Prenatal growth is very complex and a highly integrated process. Both maternal nutrition and the maternal somatotropic axis play a significant role in coordinating nutrient partitioning and utilization between maternal, placental and fetal tissues. Maternal nutrition may alter the nutrient concentrations and in turn the expression of growth regulating factors such as IGFs and IGFBPs in the blood and tissues, while GH acts in parallel via changing IGFs/IGFBPs and nutrient availability. The similarity in the target components implies that maternal nutrition and the somatotropic axis are closely related to each other and may induce similar effects on placental and fetal growth. Severe restriction of nutrients throughout gestation has a permanent negative effect on fetal and postnatal growth, whereas the effects of both temporary restriction and feeding above requirements during gestation seem to be of transitional character.
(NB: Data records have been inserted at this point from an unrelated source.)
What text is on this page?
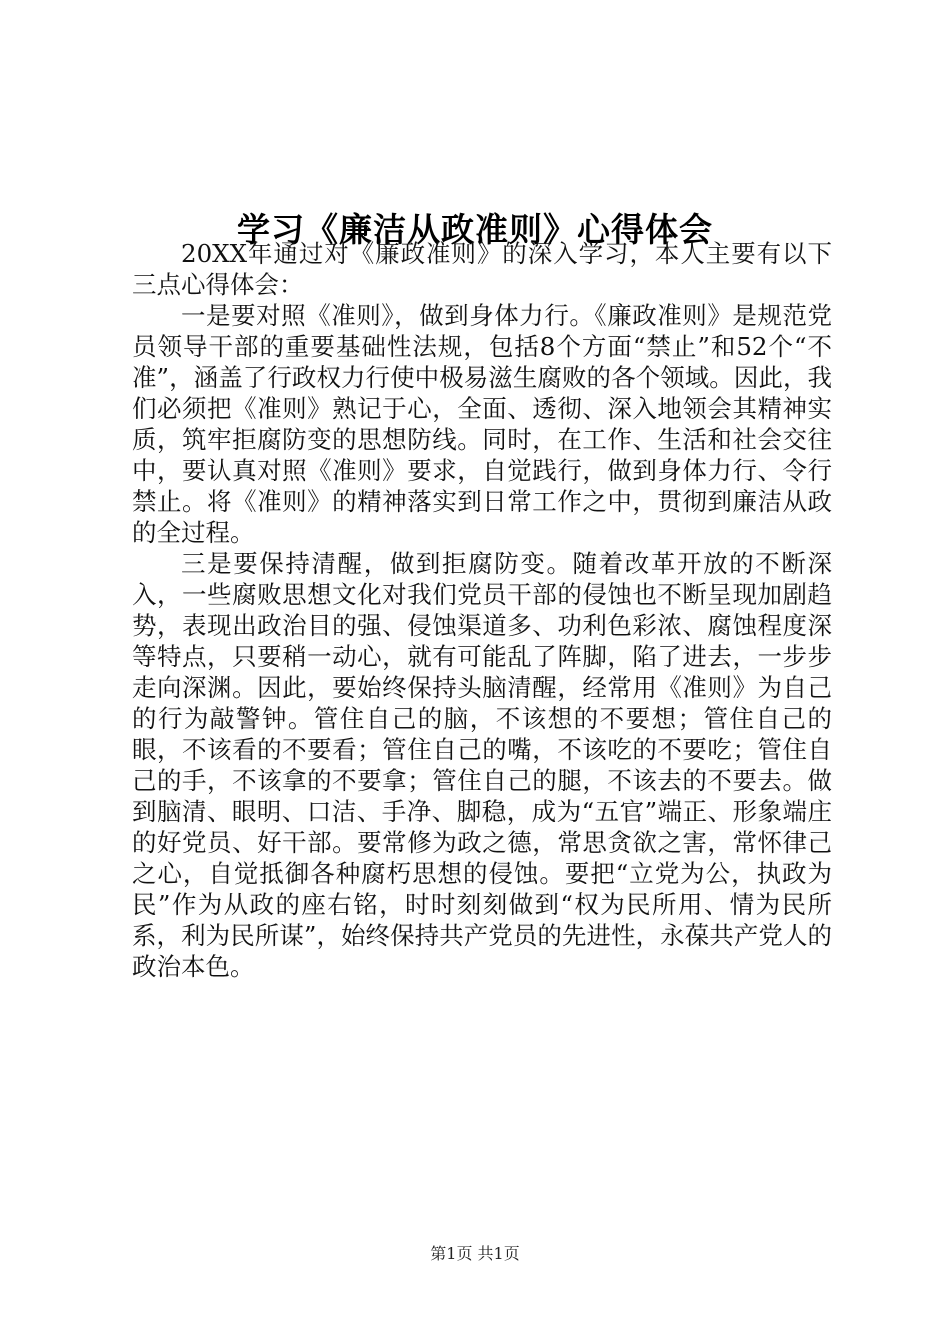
学习《廉洁从政准则》心得体会

20XX年通过对《廉政准则》的深入学习，本人主要有以下三点心得体会：

一是要对照《准则》，做到身体力行。《廉政准则》是规范党员领导干部的重要基础性法规，包括8个方面“禁止”和52个“不准”，涵盖了行政权力行使中极易滋生腐败的各个领域。因此，我们必须把《准则》熟记于心，全面、透彻、深入地领会其精神实质，筑牢拒腐防变的思想防线。同时，在工作、生活和社会交往中，要认真对照《准则》要求，自觉践行，做到身体力行、令行禁止。将《准则》的精神落实到日常工作之中，贯彻到廉洁从政的全过程。

三是要保持清醒，做到拒腐防变。随着改革开放的不断深入，一些腐败思想文化对我们党员干部的侵蚀也不断呈现加剧趋势，表现出政治目的强、侵蚀渠道多、功利色彩浓、腐蚀程度深等特点，只要稍一动心，就有可能乱了阵脚，陷了进去，一步步走向深渊。因此，要始终保持头脑清醒，经常用《准则》为自己的行为敲警钟。管住自己的脑，不该想的不要想；管住自己的眼，不该看的不要看；管住自己的嘴，不该吃的不要吃；管住自己的手，不该拿的不要拿；管住自己的腿，不该去的不要去。做到脑清、眼明、口洁、手净、脚稳，成为“五官”端正、形象端庄的好党员、好干部。要常修为政之德，常思贪欲之害，常怀律己之心，自觉抵御各种腐朽思想的侵蚀。要把“立党为公，执政为民”作为从政的座右铭，时时刻刻做到“权为民所用、情为民所系，利为民所谋”，始终保持共产党员的先进性，永葆共产党人的政治本色。

第1页 共1页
Advantages in fetal growth gained by maternal growth hormone treatment during early to mid-gestation are not maintained to term, whereas treatment during late or greatest part of gestation increases progeny size at birth, which could be of advantage for postnatal growth. This review summarizes the available knowledge on the effects of different maternal feeding strategies and maternal GH administration during pregnancy and their interactions on metabolic and hormonal (especially IGFs/IGFBPs) status in the feto-maternal unit, skeletal muscle development and growth of the offspring in pigs.